Here's a derivation. It's less clean than I'd like, but it does the job.
Let a triple $(a,b,c)$ denote three visible faces of the die. We'll work modulo 7 and treat the die faces as $\{-3,-2,-1,+1,+2,+3\}$, noting that opposite faces adding to $0$. So $(a,b,c)$ are a permutation of $(\pm 1, \pm2, \pm3)$.
We will express a relationship between three $\pm1$-value functions that describe the triple.
The handedness $h(a,b,c)$ is $+1$ for right-handed triples on the die and $-1$
for left-handed triples.
The sign $s(a,b,c)$ is the number of minus signs among $(a,b,c)$ from
$\{\pm 1, \pm2, \pm3\}$.
The chirality $f(a,b,c)$ is the cyclic order of $(1,2,3)$ in
$(a,b,c)$, ignoring sign. The cyclic order $(1,2,3)$ gives $+1$ and $(1,3,2)$ gives $-1$.
Claim: For any triple, the product of the three function satisfies $h s f = +1$.
Proof: This is satisfied by the triple $(1,2,3)$ for which they are all $+1$. When we negate one of the triple elements, we've mirrored the triple geometrically, so $h$ and $s$ negate but $f$ is sign-independent and stays the same, preserving the equality. When we swap two elements, we negate $h$ and $f$ but keep $s$, again preserving equality. Since these operations suffices to reach any triple, all triples satisfy it.
Now, we use this equality to derive the last element $c$ from the other two elements of the right-handed triple $(a,b,c)$. Right-handed means $h=1$, so we can rewrite the claims as $sf=1$ or $s=f$.
Since $1\times 2 \times 3 = -1 \bmod 7$, we have $s(a,b,c) = -abc$, as each minus sign flips the product.
We can express the chirality $f$ from only $a,b$, since $c$ is forced up to sign, and moreover from $a^2,b^2$, which erases the sign.
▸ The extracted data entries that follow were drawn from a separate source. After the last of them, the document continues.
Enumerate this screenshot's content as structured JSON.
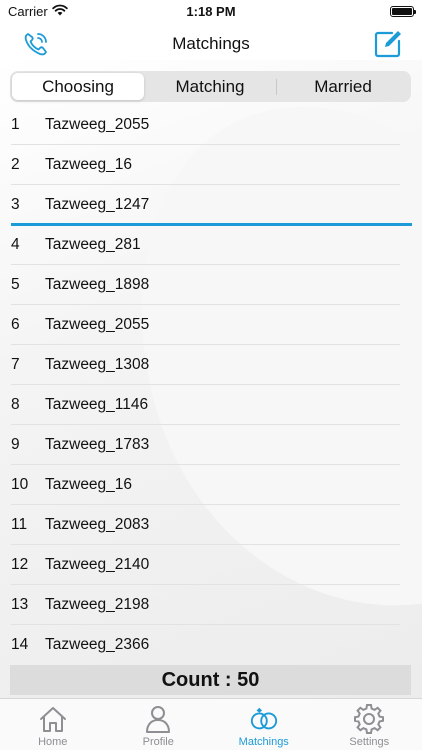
{
  "status": {
    "carrier": "Carrier",
    "time": "1:18 PM"
  },
  "header": {
    "title": "Matchings",
    "left_icon": "phone-icon",
    "right_icon": "edit-icon"
  },
  "tabs": [
    {
      "label": "Choosing",
      "active": true
    },
    {
      "label": "Matching",
      "active": false
    },
    {
      "label": "Married",
      "active": false
    }
  ],
  "items": [
    {
      "num": "1",
      "name": "Tazweeg_2055"
    },
    {
      "num": "2",
      "name": "Tazweeg_16"
    },
    {
      "num": "3",
      "name": "Tazweeg_1247"
    },
    {
      "num": "4",
      "name": "Tazweeg_281"
    },
    {
      "num": "5",
      "name": "Tazweeg_1898"
    },
    {
      "num": "6",
      "name": "Tazweeg_2055"
    },
    {
      "num": "7",
      "name": "Tazweeg_1308"
    },
    {
      "num": "8",
      "name": "Tazweeg_1146"
    },
    {
      "num": "9",
      "name": "Tazweeg_1783"
    },
    {
      "num": "10",
      "name": "Tazweeg_16"
    },
    {
      "num": "11",
      "name": "Tazweeg_2083"
    },
    {
      "num": "12",
      "name": "Tazweeg_2140"
    },
    {
      "num": "13",
      "name": "Tazweeg_2198"
    },
    {
      "num": "14",
      "name": "Tazweeg_2366"
    }
  ],
  "count_label": "Count : 50",
  "tabbar": [
    {
      "label": "Home",
      "icon": "home-icon"
    },
    {
      "label": "Profile",
      "icon": "profile-icon"
    },
    {
      "label": "Matchings",
      "icon": "rings-icon"
    },
    {
      "label": "Settings",
      "icon": "gear-icon"
    }
  ],
  "colors": {
    "accent": "#1d9bd8",
    "inactive": "#8e8e93"
  }
}
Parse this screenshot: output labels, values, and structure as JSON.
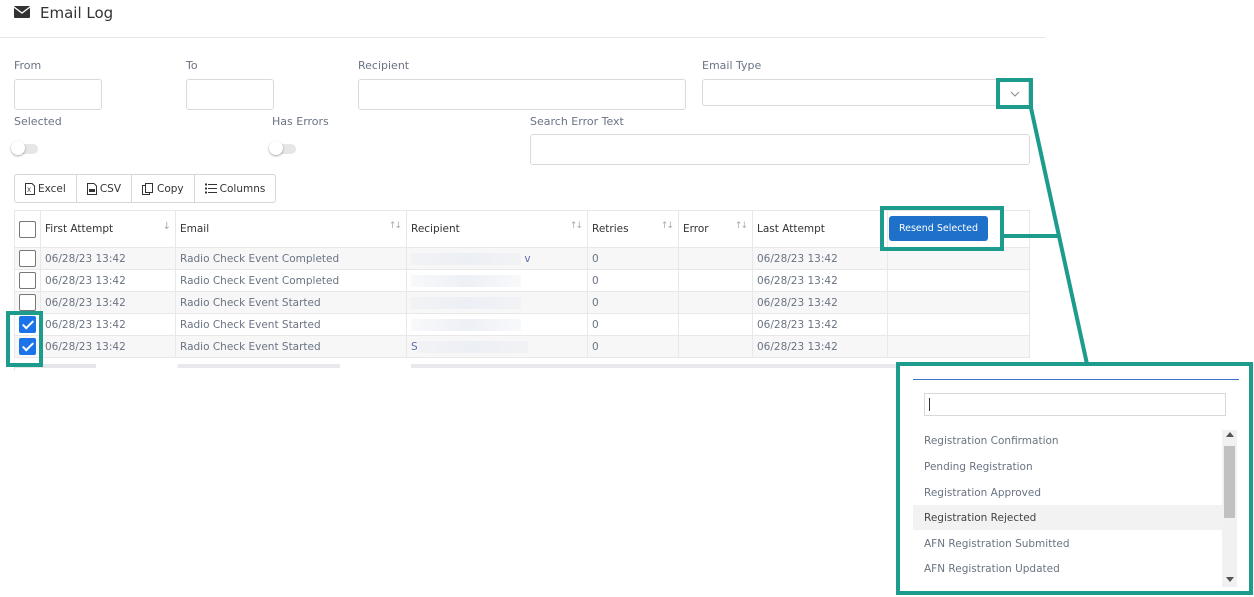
{
  "header": {
    "title": "Email Log",
    "icon": "envelope-icon"
  },
  "filters": {
    "from_label": "From",
    "to_label": "To",
    "recipient_label": "Recipient",
    "email_type_label": "Email Type",
    "selected_label": "Selected",
    "has_errors_label": "Has Errors",
    "search_error_label": "Search Error Text"
  },
  "toolbar": {
    "excel": "Excel",
    "csv": "CSV",
    "copy": "Copy",
    "columns": "Columns"
  },
  "table": {
    "columns": [
      "First Attempt",
      "Email",
      "Recipient",
      "Retries",
      "Error",
      "Last Attempt"
    ],
    "rows": [
      {
        "first": "06/28/23 13:42",
        "email": "Radio Check Event Completed",
        "recipient": "v",
        "retries": "0",
        "error": "",
        "last": "06/28/23 13:42",
        "checked": false
      },
      {
        "first": "06/28/23 13:42",
        "email": "Radio Check Event Completed",
        "recipient": "",
        "retries": "0",
        "error": "",
        "last": "06/28/23 13:42",
        "checked": false
      },
      {
        "first": "06/28/23 13:42",
        "email": "Radio Check Event Started",
        "recipient": "",
        "retries": "0",
        "error": "",
        "last": "06/28/23 13:42",
        "checked": false
      },
      {
        "first": "06/28/23 13:42",
        "email": "Radio Check Event Started",
        "recipient": "",
        "retries": "0",
        "error": "",
        "last": "06/28/23 13:42",
        "checked": true
      },
      {
        "first": "06/28/23 13:42",
        "email": "Radio Check Event Started",
        "recipient": "S",
        "retries": "0",
        "error": "",
        "last": "06/28/23 13:42",
        "checked": true
      }
    ]
  },
  "resend_button": "Resend Selected",
  "dropdown": {
    "items": [
      "Registration Confirmation",
      "Pending Registration",
      "Registration Approved",
      "Registration Rejected",
      "AFN Registration Submitted",
      "AFN Registration Updated"
    ],
    "active_index": 3
  },
  "colors": {
    "highlight": "#1d9b8c",
    "primary": "#1e70c9",
    "checkbox": "#1a73e8"
  }
}
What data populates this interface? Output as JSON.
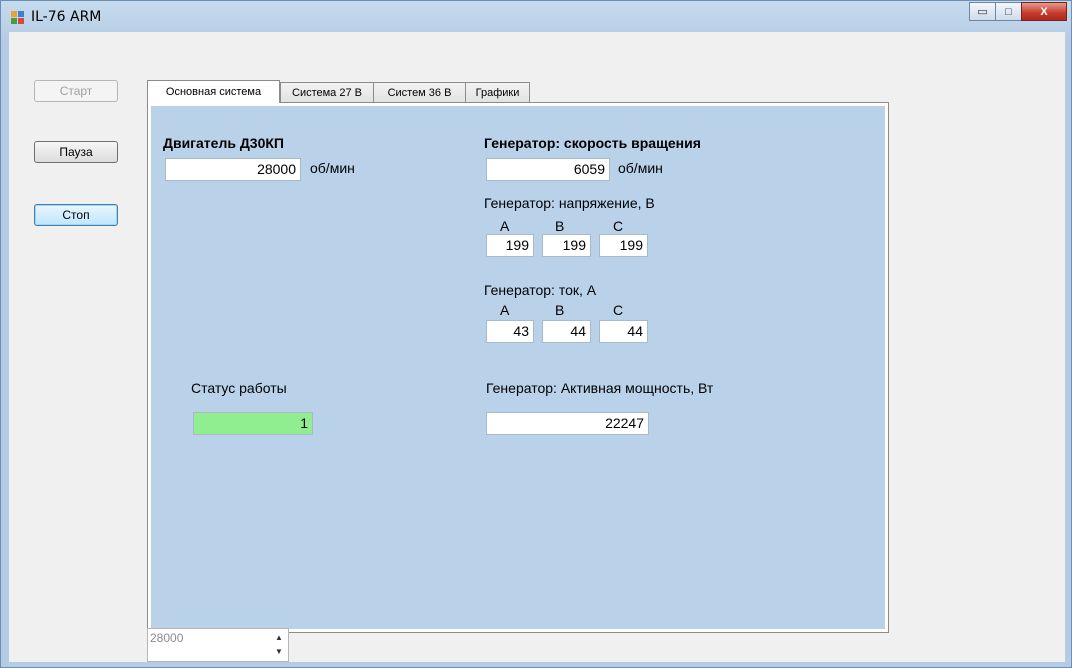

Squaring mod 7 takes $(1,2,3)$ to $(1,4,2)$, where each element is $4$ times the cyclically previous one modulo 7. So, $b^2/a^2\bmod 7$ is $4$ for this chirality and $2=4^{-1}\bmod 7$ for the opposite one. Therefore, we can find $f$ from the different of this ratio and its inverse:
$$b^2/a^2-a^2/b^2 = 2f \bmod 7$$
and dividing both sides by 2, which is the same as multiplying by -3,
$$-3(b^2/a^2-a^2/b^2) = f \bmod 7$$
Now, plugging expressions into $s=f$ gives
$$abc = 3(b^2/a^2-a^2/b^2). \bmod 7$$
Finally, dividing to isolate $c$ and using the fact the nonzero elements have order 6 modulo 7, so $x^{-3} = x^3$, we get the polynomial expression
$$c=3(a^3b-ab^3)\bmod 7.$$